I read The Return of the Prodigal Son as my chosen Lent reading more than 20 years ago. I don’t remember it occurring to me, then, that it was a book for Advent so I have gone back to it with a different perspective. Thank you for that.

I have always loved Advent as it has always felt like a time of “joyful expectation”. This year, because of events in the world and also personal loss, I have become more mindful of Advent as a time of “waiting”: awareness of waiting, sitting in the space of waiting – without expectation, without really knowing how to wait or what it is that I am waiting for. This year, Advent feels more like surrender – to what and where that surrender will lead, I don’t know.

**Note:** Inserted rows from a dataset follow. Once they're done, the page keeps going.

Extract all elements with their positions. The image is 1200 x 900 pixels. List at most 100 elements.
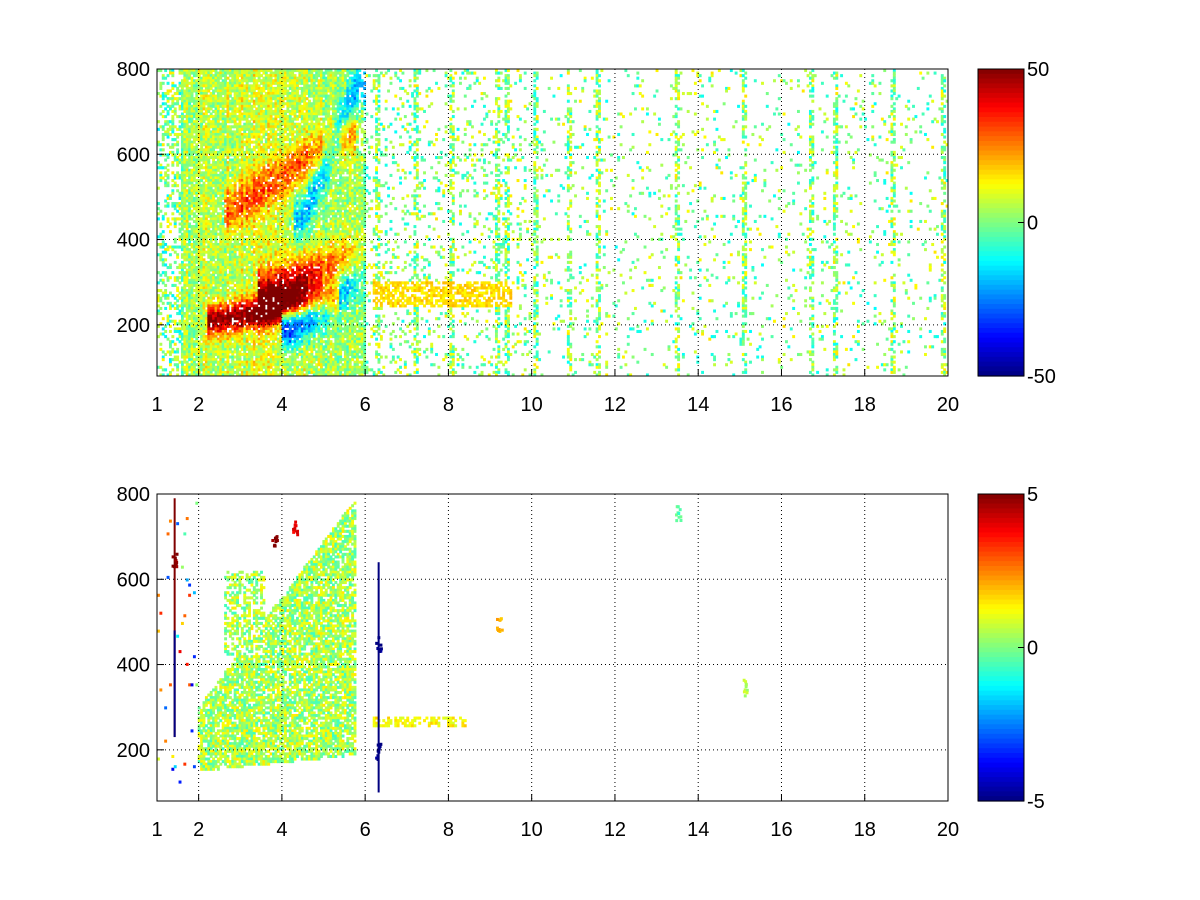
heatmap-cell — [245, 283, 249, 287]
heatmap-cell — [257, 176, 261, 180]
heatmap-cell — [228, 86, 232, 90]
heatmap-cell — [264, 81, 268, 85]
heatmap-cell — [276, 202, 280, 206]
heatmap-cell — [159, 148, 163, 152]
heatmap-cell — [168, 306, 172, 310]
heatmap-cell — [269, 86, 273, 90]
heatmap-cell — [233, 283, 237, 287]
heatmap-cell — [214, 368, 218, 372]
heatmap-cell — [176, 253, 180, 257]
heatmap-cell — [267, 217, 271, 221]
heatmap-cell — [233, 163, 237, 167]
heatmap-cell — [190, 286, 194, 290]
heatmap-cell — [245, 122, 249, 126]
heatmap-cell — [262, 263, 266, 267]
heatmap-cell — [260, 86, 263, 90]
heatmap-cell — [214, 370, 218, 374]
heatmap-cell — [228, 332, 232, 336]
heatmap-cell — [262, 145, 266, 149]
heatmap-cell — [214, 283, 218, 287]
heatmap-cell — [260, 189, 263, 193]
heatmap-cell — [219, 109, 223, 113]
heatmap-cell — [185, 145, 189, 149]
heatmap-cell — [228, 219, 232, 223]
heatmap-cell — [262, 265, 266, 270]
heatmap-cell — [195, 355, 199, 359]
heatmap-cell — [192, 322, 196, 326]
heatmap-cell — [250, 204, 254, 208]
heatmap-cell — [264, 317, 268, 321]
heatmap-cell — [183, 158, 187, 162]
heatmap-cell — [207, 161, 211, 165]
heatmap-cell — [180, 153, 184, 157]
heatmap-cell — [180, 306, 184, 310]
heatmap-cell — [202, 301, 206, 305]
heatmap-cell — [180, 335, 184, 339]
heatmap-cell — [180, 345, 184, 349]
heatmap-cell — [195, 253, 199, 257]
heatmap-cell — [255, 99, 259, 103]
heatmap-cell — [204, 207, 208, 211]
heatmap-cell — [216, 225, 220, 229]
heatmap-cell — [183, 265, 187, 270]
heatmap-cell — [276, 219, 280, 223]
heatmap-cell — [257, 161, 261, 165]
heatmap-cell — [209, 253, 213, 257]
heatmap-cell — [216, 94, 220, 98]
heatmap-cell — [257, 158, 261, 162]
heatmap-cell — [176, 265, 180, 270]
heatmap-cell — [267, 363, 271, 367]
heatmap-cell — [248, 296, 251, 300]
heatmap-cell — [224, 94, 228, 98]
heatmap-cell — [214, 97, 218, 101]
heatmap-cell — [200, 207, 204, 211]
heatmap-cell — [264, 232, 268, 236]
heatmap-cell — [221, 324, 225, 328]
heatmap-cell — [272, 181, 275, 185]
heatmap-cell — [214, 222, 218, 226]
heatmap-cell — [274, 179, 278, 183]
heatmap-cell — [240, 102, 244, 106]
heatmap-cell — [180, 166, 184, 170]
heatmap-cell — [252, 189, 256, 193]
heatmap-cell — [228, 150, 232, 154]
heatmap-cell — [252, 225, 256, 229]
heatmap-cell — [209, 112, 213, 116]
heatmap-cell — [279, 265, 283, 270]
heatmap-cell — [231, 248, 235, 252]
heatmap-cell — [183, 173, 187, 177]
heatmap-cell — [188, 120, 192, 124]
heatmap-cell — [274, 112, 278, 116]
heatmap-cell — [176, 204, 180, 208]
heatmap-cell — [224, 117, 228, 121]
heatmap-cell — [214, 89, 218, 93]
heatmap-cell — [243, 225, 247, 229]
heatmap-cell — [272, 248, 275, 252]
heatmap-cell — [274, 145, 278, 149]
heatmap-cell — [216, 173, 220, 177]
heatmap-cell — [276, 71, 280, 75]
heatmap-cell — [171, 179, 175, 183]
heatmap-cell — [212, 109, 216, 113]
heatmap-cell — [180, 263, 184, 267]
heatmap-cell — [238, 199, 242, 203]
heatmap-cell — [202, 242, 206, 247]
heatmap-cell — [216, 304, 220, 308]
heatmap-cell — [255, 153, 259, 157]
heatmap-cell — [200, 179, 204, 183]
heatmap-cell — [219, 324, 223, 328]
heatmap-cell — [176, 97, 180, 101]
heatmap-cell — [233, 335, 237, 339]
heatmap-cell — [236, 304, 239, 308]
heatmap-cell — [255, 132, 259, 137]
heatmap-cell — [281, 71, 285, 75]
heatmap-cell — [221, 327, 225, 331]
heatmap-cell — [209, 176, 213, 180]
heatmap-cell — [195, 304, 199, 308]
heatmap-cell — [190, 81, 194, 85]
heatmap-cell — [190, 84, 194, 88]
heatmap-cell — [245, 181, 249, 185]
heatmap-cell — [233, 255, 237, 259]
heatmap-cell — [207, 299, 211, 303]
heatmap-cell — [226, 97, 230, 101]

Gabrielle - December 12, 2020

Another hearty welcome to everyone who has introduced themselves to the group over the past couple of weeks. Welcome to Carol, Danielle, David, Shirley, Nancy, Mary Anne, Jean, Graeme, Nicole, SJ, Joan, Jody, Julie, Kim (congratulation on your book!), Maxine, Sister Madeleine, and Mona! You’ve shared your hopes and sorrows, as well as your strengths and challenges. This nourishes us all. Thank you.

And welcome as well to those who are reading/listening along silently. You are important too.

How is the Advent waiting going? What have you been “seeing” lately with your spiritual vision? What part of my conversation with Sue struck you as important for you to hear right now?

For my part, I am being attentive to how often I get impatient with God’s time and try to “fix” a situation myself. I am trying to use my daily walks to the river to stay present in the moment and feel gratitude for each step.

Gabrielle Earnshaw - December 11, 2020

In the 1970s and 1980s, Nouwen made several trips to Latin America exploring a potential vocation as a missionary. He later publisher his diary from time he spent in Peru and Bolivia as Gracias!: A Latin American Journal (1983). One of his December entries connected with what Graeme shared yesterday. Nouwen writes:
“It is Advent again. In his sermon this morning, Oscar Uzin said: ‘Be alert, be alert, so that you will be able to recognize your Lord in your husband, your wife, your parents, your children, your friends, your teachers, but also in all that you read in the daily papers. The Lord is coming, always coming. Be alert to his coming. When you have ears to hear and eyes to see, you will recognize him at any moment in your life. Life is Advent; life is recognizing the coming of the Lord.’"

Gabrielle Earnshaw - December 11, 2020

Graeme, your comment made me think about how important music has been in my life, and no more than now. I was listening to Brian Wren’s Joyful is the Dark – a beautiful hymn with profound words the other day. It was deeply comforting.

Joyful is the dark, holy hidden God, rolling cloud of night beyond all naming
majesty in darkness, energy of love,
Word-in-flesh, the mystery proclaiming.

Graeme Doyle - December 10, 2020

I am struck by how easy it is to gain insight by changing the speed at which we process information, and how using different senses to process things adds new layers and perspective to the everyday things in our lives, that we take for granted. A simple thing, yet, how many miss the experience of seeing, feeling ,hearing, and then internalizing that experience, just because they are living life at warp speed with the camera stuck in “selfie” mode? Realizing your abilities may be different than someone else’s, and learning how to “see” the world by using a different approach, adds a texture and richness to our everyday living. Becoming more aware of the gifts of those around me, makes me more appreciative, of the relational aspect of living, and truly understanding others. How much more effectively can we engage in our walk towards the Light using this knowledge? I’m thinking it just might elevate the journey!